Who ever said you can’t have manners AND a sense of humor didn’t know Patricia Rossi . Not even when upon returning to the dinner table Rick Griffin asks for a plunger just to get her goat, does she flinch. Without missing a beat, she turns to him, and in her unassuming, ever so delightfully charming southern drawl says “Did you dookie up in there” …. The table erupts in laughter! She has that way about her.
You’ll never hear her preach, though she can captivate a room. She can tell a joke with the best of them, feel equally at home on the ball field with her sons or in the board room of a Fortune 500 company. Patricia has an amazing gift for putting those around her at ease.
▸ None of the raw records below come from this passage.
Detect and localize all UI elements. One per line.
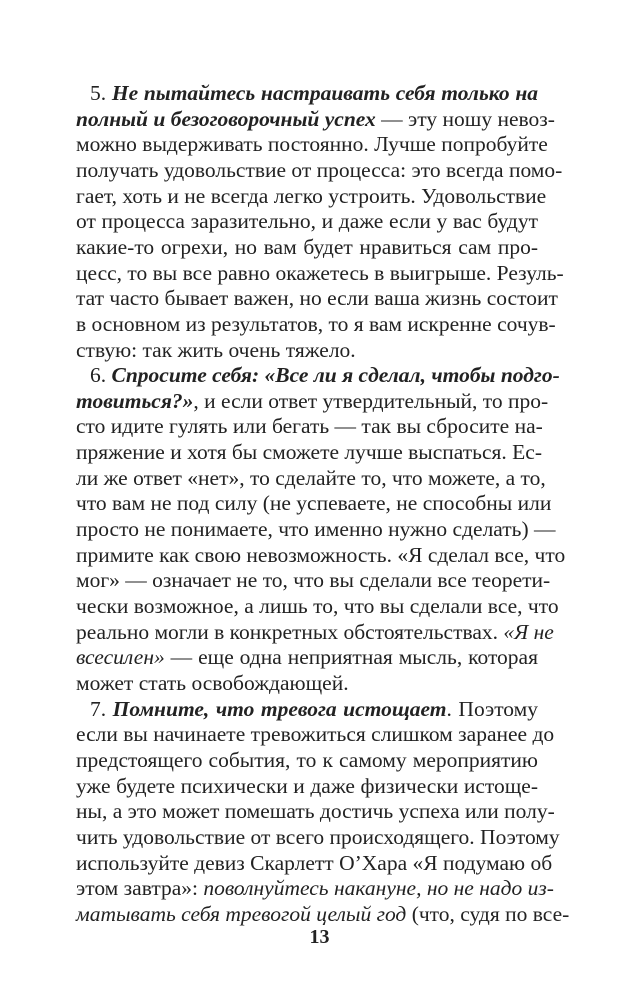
emphasis-italic: матывать себя тревогой целый год <box>76 901 407 926</box>
text-run: получать удовольствие от процесса: это всегда помо- <box>76 157 563 182</box>
emphasis-bold-italic: Спросите себя: «Все ли я сделал, чтобы подго- <box>111 363 560 388</box>
text-run: 7. <box>90 696 113 721</box>
text-run: используйте девиз Скарлетт О’Хара «Я подумаю об <box>76 850 553 875</box>
text-run: примите как свою невозможность. «Я сделал все, что <box>76 542 566 567</box>
text-run: этом завтра»: <box>76 876 204 901</box>
text-run: ны, а это может помешать достичь успеха или полу- <box>76 799 555 824</box>
text-run: 5. <box>90 81 112 105</box>
page-number: 13 <box>309 926 330 948</box>
text-run: от процесса заразительно, и даже если у вас будут <box>76 209 538 234</box>
emphasis-italic: поволнуйтесь накануне, но не надо из- <box>203 876 554 901</box>
emphasis-bold-italic: Помните, что тревога истощает <box>112 696 447 721</box>
text-run: реально могли в конкретных обстоятельствах. <box>76 619 504 644</box>
text-run: цесс, то вы все равно окажетесь в выигрыше. Резуль- <box>76 260 564 285</box>
text-run: что вам не под силу (не успеваете, не способны или <box>76 491 552 516</box>
text-run: , и если ответ утвердительный, то про- <box>193 388 549 413</box>
text-run: просто не понимаете, что именно нужно сделать) — <box>76 517 556 542</box>
text-run: 6. <box>90 363 112 388</box>
text-run: уже будете психически и даже физически истоще- <box>76 773 538 798</box>
text-run: пряжение и хотя бы сможете лучше выспаться. Ес- <box>76 440 543 465</box>
text-run: тат часто бывает важен, но если ваша жизнь состоит <box>76 286 558 311</box>
text-run: ствую: так жить очень тяжело. <box>76 337 356 362</box>
emphasis-bold-italic: полный и безоговорочный успех <box>76 106 376 131</box>
text-run: в основном из результатов, то я вам искренне сочув- <box>76 311 556 336</box>
text-run: предстоящего события, то к самому мероприятию <box>76 747 538 772</box>
text-run: чески возможное, а лишь то, что вы сделали все, что <box>76 594 559 618</box>
emphasis-bold-italic: Не пытайтесь настраивать себя только на <box>111 81 539 105</box>
emphasis-bold-italic: товиться?» <box>76 388 194 413</box>
text-run: ли же ответ «нет», то сделайте то, что можете, а то, <box>76 465 546 490</box>
text-run: (что, судя по все- <box>406 901 570 926</box>
text-run: сто идите гулять или бегать — так вы сбросите на- <box>76 414 543 439</box>
emphasis-italic: всесилен» <box>76 645 165 670</box>
text-run: может стать освобождающей. <box>76 670 349 695</box>
text-run: . Поэтому <box>446 696 539 721</box>
text-run: можно выдерживать постоянно. Лучше попробуйте <box>76 132 548 157</box>
text-run: какие-то огрехи, но вам будет нравиться сам про- <box>76 234 538 259</box>
text-run: — эту ношу невоз- <box>375 106 555 131</box>
text-run: чить удовольствие от всего происходящего. Поэтому <box>76 824 560 849</box>
text-run: мог» — означает не то, что вы сделали все теорети- <box>76 568 551 593</box>
text-run: гает, хоть и не всегда легко устроить. Удовольствие <box>76 183 547 208</box>
text-run: если вы начинаете тревожиться слишком заранее до <box>76 722 555 747</box>
text-run: — еще одна неприятная мысль, которая <box>164 645 538 670</box>
emphasis-italic: «Я не <box>503 619 554 644</box>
She carries herself with an unfussy elegance, gliding through even the most difficult Faux Pas with her trademark grace.
As an author Patricia Rossi shines in the world of etiquette, keeping manners tongue and cheek in her new book “Everyday Etiquette” How to Navigate 101 Common and Uncommon Social Situations. If you ever wondered what to do in any circumstance from Forks to Funerals this book has it covered! Patricia shares personal anecdotes to illustrate a variety of social situations. You’ll walk away from “Everyday Etiquette” with a renewed confidence that wherever you are, no matter what life throws your way you’ll handle it with grace AND a sense of humor!
Here are a few of Patricia’s “Travel” related etiquette nuggets
Should you tip your hotel housekeeper? Absolutely, 100% yes! You want to show your gratitude, respect, and travel savvy. A daily tip should be about the amount you would spend on a trip to Starbucks, $3.00 to $5.00 per day. It is a small gesture that shows you appreciate the men and women that keep your room crisp, clean, and pristine. In the photo is a note I wrote and left with the tip, while traveling last week.
Airplane / Airport Etiquette
Once you get over the trauma of having to perform an impromptu semi strip search at the security gate, regroup and gather your belongings, then prepare to have a pleasant and harmonious flight. With over-crowded passengers in tight spaces, coupled with nerves and preflight jitters, the best things you can pack are decorum, humor and tolerance.
Below are a few tips for respectful airline behavior:
• Take your time when boarding the plane, but don’t linger. Make sure you carry your bag directly in front of you, not slung over your shoulder. Otherwise an unlucky passenger may get sideswiped by your bag.
• Never, ever put your baggage in the front overhead compartment if you aren’t seated there. It is unfair for passengers in front to have to hike to the back of the plane to stow their luggage. They’ll want to get off the plane as fast as you do, so it isn’t polite to expect them to wait on the entire plane to empty before they can get to the back and retrieve their bag.
• To help children and the other passengers enjoy the flight, pack new toys, videos and snacks to keep the kids busy. One caveat, do not break into them until the flight has taken off, as the child might blow through everything before you’ve even pushed back from the gate.
• The middle person in your row has the right to both armrests. Fair and simple! Anyone in that detestable middle back breaking seat deserves both armrests!
• Don’t board with pungent foods such as tuna or garlic pasta. Take a small sabbatical from wearing perfume or cologne, as many people are allergic in tight quarters. Also, if you are a smoker, be aware that the smoke can linger on your clothing and waft around your companions in flight. There is nothing worse than trying to consume a honey roasted peanut and having the smell of smoke overpower the taste.
• Before pushing back in your seat, be considerate. Take a glace backward and give a verbal cue to the person seated behind you. It will save many a laptop and also drinks from spilling all over.
• If you frequent the restroom during flights, do your best to book an aisle seat, so you don’t have to do Olympic hurdles over a sleeping seatmate. Keep in mind that the restroom is not a day spa, but a 2 x 4 space that has to accommodate a large number of people, so be quick and tidy when using it.
• The seat in front of you isn’t for doing chin-ups. Show respect for the person in front of you by refraining from using their seat as a catapult to vault yourself to a standing position.
• Be watchful in your alcohol consumption. The effects of alcohol are double at high altitudes.
• The baggage claim isn’t shooting out lottery tickets or dates with George Clooney, so back up. Stand at least three feet from the baggage belt so people can step in to reclaim their luggage. Don’t worry, you’ll still see your luggage when it comes around.